Although Ms A's treatment was protracted, and in my opinion beyond that anticipated when she agreed to have her tattoo removed, there is no evidence to indicate that Dr B failed to exercise reasonable care and skill in his follow-up care. Accordingly, in my opinion Dr B did not breach Right 4(1) of the Code.
- In response to my provisional opinion, Dr B provided an apology. The apology has been forwarded to Ms A.

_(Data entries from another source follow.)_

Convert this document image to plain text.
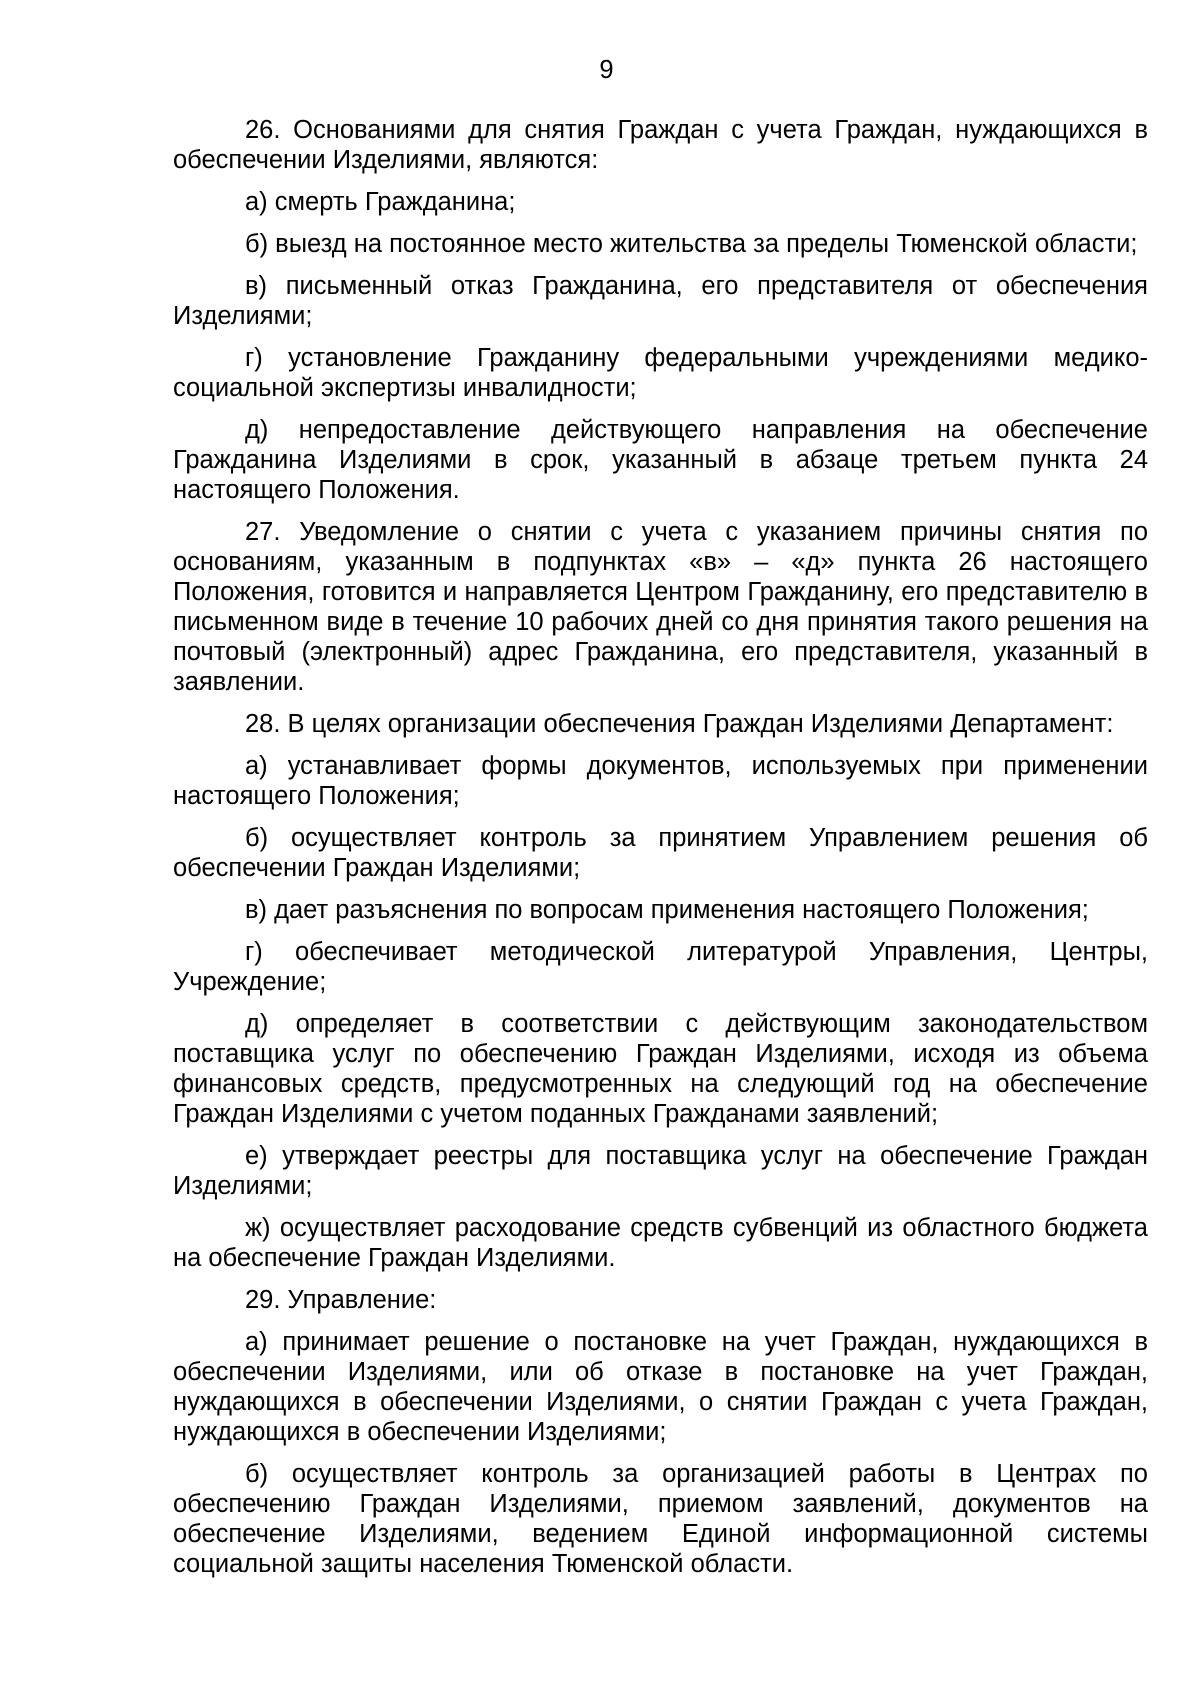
9

26. Основаниями для снятия Граждан с учета Граждан, нуждающихся в обеспечении Изделиями, являются:

а) смерть Гражданина;

б) выезд на постоянное место жительства за пределы Тюменской области;

в) письменный отказ Гражданина, его представителя от обеспечения Изделиями;

г) установление Гражданину федеральными учреждениями медико-социальной экспертизы инвалидности;

д) непредоставление действующего направления на обеспечение Гражданина Изделиями в срок, указанный в абзаце третьем пункта 24 настоящего Положения.

27. Уведомление о снятии с учета с указанием причины снятия по основаниям, указанным в подпунктах «в» – «д» пункта 26 настоящего Положения, готовится и направляется Центром Гражданину, его представителю в письменном виде в течение 10 рабочих дней со дня принятия такого решения на почтовый (электронный) адрес Гражданина, его представителя, указанный в заявлении.

28. В целях организации обеспечения Граждан Изделиями Департамент:

а) устанавливает формы документов, используемых при применении настоящего Положения;

б) осуществляет контроль за принятием Управлением решения об обеспечении Граждан Изделиями;

в) дает разъяснения по вопросам применения настоящего Положения;

г) обеспечивает методической литературой Управления, Центры, Учреждение;

д) определяет в соответствии с действующим законодательством поставщика услуг по обеспечению Граждан Изделиями, исходя из объема финансовых средств, предусмотренных на следующий год на обеспечение Граждан Изделиями с учетом поданных Гражданами заявлений;

е) утверждает реестры для поставщика услуг на обеспечение Граждан Изделиями;

ж) осуществляет расходование средств субвенций из областного бюджета на обеспечение Граждан Изделиями.

29. Управление:

а) принимает решение о постановке на учет Граждан, нуждающихся в обеспечении Изделиями, или об отказе в постановке на учет Граждан, нуждающихся в обеспечении Изделиями, о снятии Граждан с учета Граждан, нуждающихся в обеспечении Изделиями;

б) осуществляет контроль за организацией работы в Центрах по обеспечению Граждан Изделиями, приемом заявлений, документов на обеспечение Изделиями, ведением Единой информационной системы социальной защиты населения Тюменской области.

- A copy of this opinion will be sent to the Medical Council of New Zealand and the Royal New Zealand College of General Practitioners.
- A copy of this opinion, with identifying features removed, will be sent to the Royal New Zealand College of General Practitioners, and placed on the Health and Disability Commissioner website, www.hdc.org.nz, for educational purposes.
Dr B has been subject to seven other complaints received by the Health and Disability Commissioner since December 1999.
Two of the complaints resulted in no further action by the Commissioner. One complaint was referred to the Medical Council of New Zealand with a recommendation that it consider a review of Dr B's competence to practise medicine, with particular reference to communication. One complaint is currently under investigation. The other three complaints resulted in the following findings:
- File No 99HDC13348 - Breach of Right 6(1)(b) (adequate information). Recommendation of an apology and self review of practice.
- File No 00HDC03278 - Breach of Right 6(1)(b) (adequate information). Recommendation of an apology and self review of practice.
- File No 00HDC03688 - Breach of Rights 5(1), 5(2), 6(1)(b) and 7(1). Recommendation of an apology and self review of practice.
I am concerned by the recurrent pattern evident from the above complaints and my investigation findings.